I’ve been archiving photos. I have a lot.
I haven’t always been good at tracking all the pictures I’ve taken. But a while back, around the same time I bought my last desktop computer and actually had hard drive capacity to put them all in one place, I decided I wanted to give Picassa a try for managing my collection. Before that point I had little micro collections, and collections with a lot of overlap between them, on CD-Rs, DVD-Rs, external hard drives, internal drives, memory sticks, memory cards, and scattered across a collection of systems. Picassa didn’t force me to organize them, but I did at that time put in the effort of amalgamating the collections onto one drive on the new computer, a mega collection I’ve since diligently kept updated as my central collection.
That was step one.
A few weeks ago I started thinking about how I could backup, archive, and protect that collection. The thing is that when I do a quick ‘get info’ on the folder, there are currently one hundred and sixty gigabytes of data. One. Six. Zero. Followed by nine zeros. Or, about twenty DVDs worth of photos.
Online or cloud backup is not impossible, but there are limitations: simply transferring that much data to anywhere is time and resource intensive, not to mention that all that space would cost me significantly for remote hosting — or at least it isn’t going to be free. Couple that with the fact that 160GB of photos is roughly a hundred thousand files, and… well… data management issue.
I decided to simplify my problem using a three-fold approach.
Fold one… compress and zip. Most modern zip programs allow you to, through some clever and somewhat hidden options, create large zip files that break into parts. So on, say, my 2006 photos (which I was just working on and know the numbers offhand) a folder with 26GB of photos, I compress and break it into one zip file with 260 x 100MB parts. In the end of this effort I have one archive made up of two-hundred and sixty files — not compressed much because a lot of the files are JPGs and already compressed — rather than the eight-thousand or so files and folders I had before.
Fold two… parity file creation. A little trick I learned back in the days when I would occasionally download stuff from newsgroups was the parity file. A clever little program takes a collection of files — a set of zip-parts, for example — and analyzes them. The result is a collection of parity files — PAR files. The point parity files is that, if anything is damaged in storage or transfer of the original files, the information to restore everything back up to working order — with up to (default settings) 10% degradation of the originals — can be quickly done if you have parity files in their place. Don’t ask me about the math or science… it just works. But I’ve been taking my large collections of zip-parts, sub-dividing them into (max) 100-part groups, then creating 10% parity files based on those originals.
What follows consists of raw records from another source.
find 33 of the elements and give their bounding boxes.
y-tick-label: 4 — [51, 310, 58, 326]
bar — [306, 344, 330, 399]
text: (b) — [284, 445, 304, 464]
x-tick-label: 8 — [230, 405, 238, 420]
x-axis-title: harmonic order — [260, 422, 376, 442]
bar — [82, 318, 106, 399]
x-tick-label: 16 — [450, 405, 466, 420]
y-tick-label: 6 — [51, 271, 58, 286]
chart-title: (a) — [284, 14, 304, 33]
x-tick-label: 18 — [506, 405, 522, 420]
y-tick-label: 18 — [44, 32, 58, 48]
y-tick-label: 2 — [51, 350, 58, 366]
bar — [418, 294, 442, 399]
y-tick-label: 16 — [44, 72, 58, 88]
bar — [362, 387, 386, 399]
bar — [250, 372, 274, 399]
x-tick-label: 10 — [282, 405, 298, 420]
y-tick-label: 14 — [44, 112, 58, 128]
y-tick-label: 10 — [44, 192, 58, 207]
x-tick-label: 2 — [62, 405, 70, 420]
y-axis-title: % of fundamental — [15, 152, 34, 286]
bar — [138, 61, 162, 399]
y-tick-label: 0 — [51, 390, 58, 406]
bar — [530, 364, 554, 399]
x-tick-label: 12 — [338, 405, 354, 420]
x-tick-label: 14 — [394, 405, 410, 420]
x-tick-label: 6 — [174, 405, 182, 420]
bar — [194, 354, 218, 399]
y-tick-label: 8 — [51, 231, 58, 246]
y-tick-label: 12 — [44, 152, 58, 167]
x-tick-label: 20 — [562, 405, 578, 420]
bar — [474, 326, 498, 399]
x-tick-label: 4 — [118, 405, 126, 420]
Fold three… multiple and scattered backups. When I’m done running all the little compressions and parity software, a process that will take hours and hours of CPU time before it’s done, I’ll have somewhere between 2000 files representing 180GB of data. The plan — as I’ve slowly started implementing already — is to create at least two copies of each of those files somewhere; maybe DVDs, maybe external drives, maybe scattered on a couple of cloud-services. If disaster every strikes and I lose my original Picassa folder, I find the parts to rebuild that collection. If some of those files are damaged, I look to the second backup. And if both copies of the backup are damaged, I rebuild it with the parity files.
It is an epic effort, but ten years of photography — and an ongoing plan for keeping future photos safe — is probably worth it.